After making changes to any user interface strings, the interface translation
file (".pot") needs to be updated with `make extract-i18n`. When these changes
are merged to master, the Weblate translation system will be updated
automatically.

This repository uses `black` for code formatting; please run `make fmt` and
`make lint` for submitting a pull request.


## Contributing

Software, copy-editing, translation, and other contributions to this repository
are welcome! For content and metadata corrections, or identifying new content
to include, the best place to start is the in [fatcat
repository](https://github.com/internetarchive/fatcat). Learn more in the
[fatcat guide](https://guide.fatcat.wiki). You can chat and ask questions on
[gitter.im/internetarchive/fatcat](https://gitter.im/internetarchive/fatcat).

Contributors in this project are asked to abide by our
[Code of Conduct](https://guide.fatcat.wiki/code_of_conduct.html).

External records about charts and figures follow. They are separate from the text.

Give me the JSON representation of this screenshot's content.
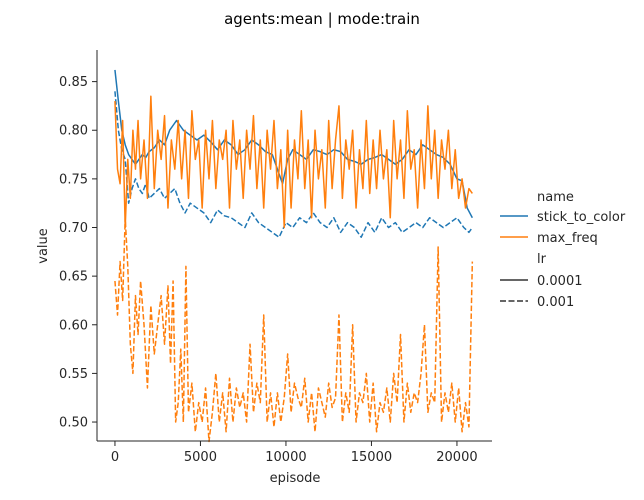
{
  "chart_data": {
    "type": "line",
    "title": "agents:mean | mode:train",
    "xlabel": "episode",
    "ylabel": "value",
    "xlim": [
      -1050,
      22050
    ],
    "ylim": [
      0.4805,
      0.8825
    ],
    "xticks": [
      0,
      5000,
      10000,
      15000,
      20000
    ],
    "xtick_labels": [
      "0",
      "5000",
      "10000",
      "15000",
      "20000"
    ],
    "yticks": [
      0.5,
      0.55,
      0.6,
      0.65,
      0.7,
      0.75,
      0.8,
      0.85
    ],
    "ytick_labels": [
      "0.50",
      "0.55",
      "0.60",
      "0.65",
      "0.70",
      "0.75",
      "0.80",
      "0.85"
    ],
    "grid": false,
    "legend": {
      "placement": "right",
      "hue_title": "name",
      "hue_entries": [
        "stick_to_color",
        "max_freq"
      ],
      "style_title": "lr",
      "style_entries": [
        "0.0001",
        "0.001"
      ]
    },
    "colors": {
      "stick_to_color": "#1f77b4",
      "max_freq": "#ff7f0e",
      "legend_style": "#333333"
    },
    "series": [
      {
        "name": "stick_to_color",
        "lr": "0.0001",
        "dash": "solid",
        "x": [
          0,
          200,
          400,
          600,
          800,
          1000,
          1200,
          1400,
          1600,
          1800,
          2000,
          2300,
          2600,
          2900,
          3200,
          3400,
          3600,
          3800,
          4000,
          4400,
          4800,
          5200,
          5600,
          6000,
          6400,
          6800,
          7200,
          7600,
          8000,
          8400,
          8800,
          9200,
          9500,
          9800,
          10100,
          10400,
          10800,
          11200,
          11600,
          12000,
          12400,
          12800,
          13200,
          13600,
          14000,
          14400,
          14800,
          15200,
          15600,
          16000,
          16400,
          16800,
          17200,
          17600,
          18000,
          18400,
          18800,
          19200,
          19600,
          20000,
          20300,
          20600,
          20900
        ],
        "values": [
          0.862,
          0.83,
          0.8,
          0.785,
          0.775,
          0.77,
          0.765,
          0.77,
          0.775,
          0.772,
          0.778,
          0.782,
          0.79,
          0.785,
          0.8,
          0.805,
          0.81,
          0.805,
          0.8,
          0.795,
          0.79,
          0.795,
          0.788,
          0.78,
          0.79,
          0.785,
          0.775,
          0.78,
          0.79,
          0.785,
          0.778,
          0.775,
          0.76,
          0.745,
          0.77,
          0.78,
          0.775,
          0.77,
          0.78,
          0.778,
          0.775,
          0.78,
          0.778,
          0.77,
          0.768,
          0.765,
          0.77,
          0.772,
          0.775,
          0.77,
          0.765,
          0.77,
          0.78,
          0.775,
          0.785,
          0.78,
          0.775,
          0.772,
          0.765,
          0.75,
          0.748,
          0.72,
          0.71
        ]
      },
      {
        "name": "stick_to_color",
        "lr": "0.001",
        "dash": "dashed",
        "x": [
          0,
          200,
          400,
          600,
          800,
          1000,
          1200,
          1400,
          1600,
          1800,
          2000,
          2300,
          2600,
          2900,
          3200,
          3500,
          3800,
          4100,
          4400,
          4800,
          5200,
          5600,
          6000,
          6400,
          6800,
          7200,
          7600,
          8000,
          8400,
          8800,
          9200,
          9600,
          10000,
          10400,
          10800,
          11200,
          11600,
          12000,
          12400,
          12800,
          13200,
          13600,
          14000,
          14400,
          14800,
          15200,
          15600,
          16000,
          16400,
          16800,
          17200,
          17600,
          18000,
          18400,
          18800,
          19200,
          19600,
          20000,
          20400,
          20700,
          20900
        ],
        "values": [
          0.84,
          0.8,
          0.78,
          0.77,
          0.725,
          0.74,
          0.75,
          0.74,
          0.735,
          0.745,
          0.73,
          0.735,
          0.74,
          0.73,
          0.735,
          0.74,
          0.725,
          0.715,
          0.725,
          0.72,
          0.715,
          0.705,
          0.718,
          0.712,
          0.71,
          0.705,
          0.7,
          0.715,
          0.705,
          0.7,
          0.695,
          0.69,
          0.705,
          0.7,
          0.71,
          0.705,
          0.715,
          0.705,
          0.7,
          0.71,
          0.695,
          0.705,
          0.7,
          0.69,
          0.705,
          0.695,
          0.71,
          0.7,
          0.705,
          0.695,
          0.7,
          0.705,
          0.7,
          0.71,
          0.705,
          0.7,
          0.705,
          0.71,
          0.7,
          0.695,
          0.7
        ]
      },
      {
        "name": "max_freq",
        "lr": "0.0001",
        "dash": "solid",
        "x": [
          0,
          150,
          300,
          450,
          600,
          750,
          900,
          1050,
          1200,
          1350,
          1500,
          1700,
          1900,
          2100,
          2300,
          2500,
          2700,
          2900,
          3100,
          3300,
          3500,
          3700,
          3900,
          4100,
          4300,
          4500,
          4700,
          4900,
          5100,
          5300,
          5500,
          5700,
          5900,
          6100,
          6300,
          6500,
          6700,
          6900,
          7100,
          7300,
          7500,
          7700,
          7900,
          8100,
          8300,
          8500,
          8700,
          8900,
          9100,
          9300,
          9500,
          9700,
          9900,
          10100,
          10300,
          10500,
          10700,
          10900,
          11100,
          11300,
          11500,
          11700,
          11900,
          12100,
          12300,
          12500,
          12700,
          12900,
          13100,
          13300,
          13500,
          13700,
          13900,
          14100,
          14300,
          14500,
          14700,
          14900,
          15100,
          15300,
          15500,
          15700,
          15900,
          16100,
          16300,
          16500,
          16700,
          16900,
          17100,
          17300,
          17500,
          17700,
          17900,
          18100,
          18300,
          18500,
          18700,
          18900,
          19100,
          19300,
          19500,
          19700,
          19900,
          20100,
          20300,
          20500,
          20700,
          20900
        ],
        "values": [
          0.83,
          0.76,
          0.745,
          0.81,
          0.7,
          0.77,
          0.73,
          0.8,
          0.76,
          0.81,
          0.75,
          0.79,
          0.73,
          0.835,
          0.74,
          0.8,
          0.77,
          0.815,
          0.72,
          0.79,
          0.76,
          0.81,
          0.75,
          0.8,
          0.73,
          0.82,
          0.77,
          0.79,
          0.72,
          0.8,
          0.75,
          0.81,
          0.74,
          0.79,
          0.77,
          0.8,
          0.72,
          0.81,
          0.76,
          0.79,
          0.73,
          0.8,
          0.76,
          0.815,
          0.74,
          0.79,
          0.72,
          0.8,
          0.76,
          0.81,
          0.74,
          0.78,
          0.7,
          0.8,
          0.72,
          0.79,
          0.75,
          0.82,
          0.74,
          0.79,
          0.71,
          0.8,
          0.75,
          0.78,
          0.72,
          0.81,
          0.74,
          0.79,
          0.825,
          0.73,
          0.79,
          0.76,
          0.8,
          0.72,
          0.78,
          0.74,
          0.81,
          0.735,
          0.79,
          0.74,
          0.8,
          0.75,
          0.78,
          0.71,
          0.81,
          0.75,
          0.79,
          0.73,
          0.82,
          0.76,
          0.78,
          0.72,
          0.79,
          0.74,
          0.825,
          0.75,
          0.8,
          0.73,
          0.79,
          0.76,
          0.8,
          0.74,
          0.78,
          0.73,
          0.75,
          0.72,
          0.74,
          0.735
        ]
      },
      {
        "name": "max_freq",
        "lr": "0.001",
        "dash": "dashed",
        "x": [
          0,
          150,
          300,
          450,
          600,
          750,
          900,
          1050,
          1200,
          1350,
          1500,
          1700,
          1900,
          2100,
          2300,
          2500,
          2700,
          2900,
          3100,
          3250,
          3400,
          3550,
          3700,
          3850,
          4000,
          4150,
          4300,
          4500,
          4700,
          4900,
          5100,
          5300,
          5500,
          5700,
          5900,
          6100,
          6300,
          6500,
          6700,
          6900,
          7100,
          7300,
          7500,
          7700,
          7900,
          8100,
          8300,
          8500,
          8700,
          8900,
          9100,
          9300,
          9500,
          9700,
          9900,
          10100,
          10300,
          10500,
          10700,
          10900,
          11100,
          11300,
          11500,
          11700,
          11900,
          12100,
          12300,
          12500,
          12700,
          12900,
          13100,
          13300,
          13500,
          13700,
          13900,
          14100,
          14300,
          14500,
          14700,
          14900,
          15100,
          15300,
          15500,
          15700,
          15900,
          16100,
          16300,
          16500,
          16700,
          16900,
          17100,
          17300,
          17500,
          17700,
          17900,
          18100,
          18300,
          18500,
          18700,
          18900,
          19100,
          19300,
          19500,
          19700,
          19900,
          20100,
          20300,
          20500,
          20700,
          20900
        ],
        "values": [
          0.645,
          0.61,
          0.665,
          0.625,
          0.71,
          0.66,
          0.58,
          0.55,
          0.63,
          0.59,
          0.645,
          0.6,
          0.535,
          0.62,
          0.57,
          0.6,
          0.63,
          0.58,
          0.64,
          0.56,
          0.645,
          0.5,
          0.52,
          0.575,
          0.5,
          0.66,
          0.51,
          0.54,
          0.49,
          0.52,
          0.5,
          0.535,
          0.48,
          0.51,
          0.55,
          0.5,
          0.53,
          0.49,
          0.545,
          0.5,
          0.535,
          0.515,
          0.53,
          0.5,
          0.58,
          0.51,
          0.54,
          0.52,
          0.61,
          0.5,
          0.53,
          0.495,
          0.53,
          0.5,
          0.525,
          0.57,
          0.51,
          0.54,
          0.525,
          0.515,
          0.545,
          0.5,
          0.53,
          0.49,
          0.535,
          0.52,
          0.505,
          0.54,
          0.515,
          0.525,
          0.61,
          0.5,
          0.53,
          0.51,
          0.6,
          0.5,
          0.53,
          0.52,
          0.55,
          0.5,
          0.54,
          0.49,
          0.52,
          0.51,
          0.535,
          0.5,
          0.55,
          0.52,
          0.59,
          0.5,
          0.54,
          0.51,
          0.53,
          0.52,
          0.55,
          0.6,
          0.51,
          0.53,
          0.52,
          0.68,
          0.5,
          0.53,
          0.51,
          0.54,
          0.5,
          0.535,
          0.49,
          0.52,
          0.495,
          0.665
        ]
      }
    ]
  }
}
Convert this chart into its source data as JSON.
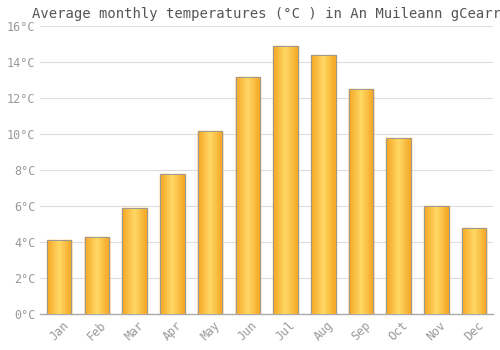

The web interface is translated using the Weblate platform, at
[internetarchive/fatcat-scholar](https://hosted.weblate.org/projects/internetarchive/fatcat-scholar/)

The software license for this repository is Affero General Public License v3+
(APGL 3+), as described in the `LICENSE.md` file. We ask that you acknowledge
the license terms when making your first contribution.

For software developers, the "help wanted" tag in Github Issues is a way to
discover bugs and tasks that external folks could contribute to.